I was part of a team that conducted a clinical trial, and we submitted the final report to a well-known journal. The intervention looked as though it had little effect on the nominated primary outcome, but had beneficial effects on important secondary outcomes. Here are some of the comments that came back from the journal’s editor:
“The study interpretation needs to be based on the primary analysis of the primary endpoint, which was null. Secondary endpoints need to be interpreted as only exploratory and hypothesis generating.”
“…the study conclusions should be focused on the null primary result…”
“To whatever extent the secondary endpoint findings are addressed in the Discussion, it should be brief, and should highlight that the interpretation of positive findings should be considered exploratory and hypothesis generating.”
Let’s consider this a bit. The editor’s comments reflect a common view of trials:
- There is a binary classification of completed trials, into those that are “positive” (they show that one treatment is better than another) and those that are “null” (or “negative” – they don’t show a difference).
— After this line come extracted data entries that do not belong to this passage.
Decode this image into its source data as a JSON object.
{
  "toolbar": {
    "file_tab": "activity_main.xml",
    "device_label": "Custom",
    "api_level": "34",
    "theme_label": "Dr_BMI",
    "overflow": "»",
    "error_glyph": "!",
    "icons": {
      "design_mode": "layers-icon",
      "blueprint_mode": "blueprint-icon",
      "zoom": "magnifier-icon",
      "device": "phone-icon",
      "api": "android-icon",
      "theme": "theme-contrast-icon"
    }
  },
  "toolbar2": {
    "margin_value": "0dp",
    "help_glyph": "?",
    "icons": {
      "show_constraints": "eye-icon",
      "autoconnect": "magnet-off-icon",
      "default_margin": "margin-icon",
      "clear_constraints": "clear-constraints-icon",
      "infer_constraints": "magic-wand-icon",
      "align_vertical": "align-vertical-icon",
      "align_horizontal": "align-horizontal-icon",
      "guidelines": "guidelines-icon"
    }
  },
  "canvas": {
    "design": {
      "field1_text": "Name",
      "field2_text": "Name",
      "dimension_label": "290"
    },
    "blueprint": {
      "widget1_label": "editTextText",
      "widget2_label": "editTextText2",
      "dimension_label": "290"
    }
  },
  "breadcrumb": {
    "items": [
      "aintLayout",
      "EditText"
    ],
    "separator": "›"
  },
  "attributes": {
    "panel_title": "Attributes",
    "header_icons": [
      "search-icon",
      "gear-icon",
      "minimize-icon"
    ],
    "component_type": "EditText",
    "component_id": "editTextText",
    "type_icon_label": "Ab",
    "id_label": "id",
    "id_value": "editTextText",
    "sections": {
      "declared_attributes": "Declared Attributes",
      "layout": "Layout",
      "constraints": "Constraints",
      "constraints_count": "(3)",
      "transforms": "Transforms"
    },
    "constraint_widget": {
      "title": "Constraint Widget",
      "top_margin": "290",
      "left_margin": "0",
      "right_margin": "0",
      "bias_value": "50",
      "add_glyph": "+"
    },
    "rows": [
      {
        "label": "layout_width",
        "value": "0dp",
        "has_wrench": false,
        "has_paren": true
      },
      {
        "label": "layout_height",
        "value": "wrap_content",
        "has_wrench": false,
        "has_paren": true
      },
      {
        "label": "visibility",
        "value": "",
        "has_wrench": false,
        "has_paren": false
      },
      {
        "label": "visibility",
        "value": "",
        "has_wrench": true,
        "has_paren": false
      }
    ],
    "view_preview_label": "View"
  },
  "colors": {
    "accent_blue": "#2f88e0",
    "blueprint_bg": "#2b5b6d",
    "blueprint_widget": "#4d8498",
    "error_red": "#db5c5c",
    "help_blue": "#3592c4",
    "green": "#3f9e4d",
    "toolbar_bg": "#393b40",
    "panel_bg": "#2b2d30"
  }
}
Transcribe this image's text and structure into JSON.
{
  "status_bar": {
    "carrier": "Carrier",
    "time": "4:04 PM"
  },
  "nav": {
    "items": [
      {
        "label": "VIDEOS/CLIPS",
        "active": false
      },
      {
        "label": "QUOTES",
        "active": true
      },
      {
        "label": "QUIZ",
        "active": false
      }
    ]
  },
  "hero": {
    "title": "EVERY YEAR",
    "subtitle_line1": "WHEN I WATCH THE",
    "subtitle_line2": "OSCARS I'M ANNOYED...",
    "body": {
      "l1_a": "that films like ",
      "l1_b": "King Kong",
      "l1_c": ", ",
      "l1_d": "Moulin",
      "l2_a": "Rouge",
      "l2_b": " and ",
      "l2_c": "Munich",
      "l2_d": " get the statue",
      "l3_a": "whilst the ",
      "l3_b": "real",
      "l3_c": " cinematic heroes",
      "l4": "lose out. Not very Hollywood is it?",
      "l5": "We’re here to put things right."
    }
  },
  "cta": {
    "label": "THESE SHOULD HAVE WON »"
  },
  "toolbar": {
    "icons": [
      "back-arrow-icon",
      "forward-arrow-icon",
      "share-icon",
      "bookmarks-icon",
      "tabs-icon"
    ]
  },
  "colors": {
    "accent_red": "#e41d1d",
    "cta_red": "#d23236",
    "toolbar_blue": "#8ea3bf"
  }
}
- This classification should be based only on one specified primary outcome.
- Whether a trial is “positive” or “null” should be determined by a significance test.
Not surprisingly, I take issue with all of this. First, dichotomisation of results. It’s clearly nonsensical to insist that all results should have to be either “positive” or “null,” and statisticians have been arguing against this practice for years. No, decades. But anyway, results can be strongly positive, a bit positive, unsure but looking promising, definitely useless, or anything else. It does nobody any favours to shoehorn everything into the same two boxes.
And of course, in lots of situations there will be several outcomes that should play a role in our interpretation of the trial, because they are important to patients and clinicians. Most treatments don’t have just one effect, and patients and clinicians are rightly interested in the effects on all aspects of their lives. So it makes sense for the interpretation of the results, and theeir implications for clinical practice, to draw on all of the relevant information. Hanging the entire interpretation of the trial on one outcome seems … potentially misleading?
And should interpretation of secondary outcomes just be exploratory and hypothesis-generating? That doesn’t make a lot of sense either. Imagine you run a trial with three important outcomes, one of which you nominate as “primary” in the traditional way. Now suppose you don’t find any difference in that outcome, but for the other two outcomes, the treatment is clearly beneficial. Most people would say that provided pretty good evidence that the intervention under test was helpful to patients. But if you follow the editor’s logic, the evidence of benefit from the “secondary” outcomes is just exploratory, so you now need to do another trial, nominating a different outcome as primary, so that you can test that one, and definitively allocate the result to the “positive” or “null” bin. You might have to do a third trial too, to test the third outcome, before you can conclude that the treatment is beneficial. This obviously does not make a lot of sense.
In the background, behind all of this, is significance testing. The whole idea of having a single primary outcome arose through concerns about multiple testing and lack of prespecification. If you’re declaring your trial positive based on achieving statistical significance, it’s much easier to do that if you test lots of outcomes, or better still, decide which one you’re basing your conclusions on after getting the results. So prespecification of outcomes guards against that, and having a single primary outcome is intended to avoid getting misleading answers through multiple testing.
Of course, lots of people recently have pointed out that basing decisions on a significance test is a bad idea (notably the American Statistical Association). It seems to me that this is an example where the statistical method has ended up dictating the answers to the clinical questions. Because the statistical methods seem to demand use of a single primary outcome, and/or adjustment for multiple testing to control error rates, we have tended to alter the clinical questions that are addressed to fit into this framework, rather than ensuring that we use the right statistical methods to answer the important clinical questions.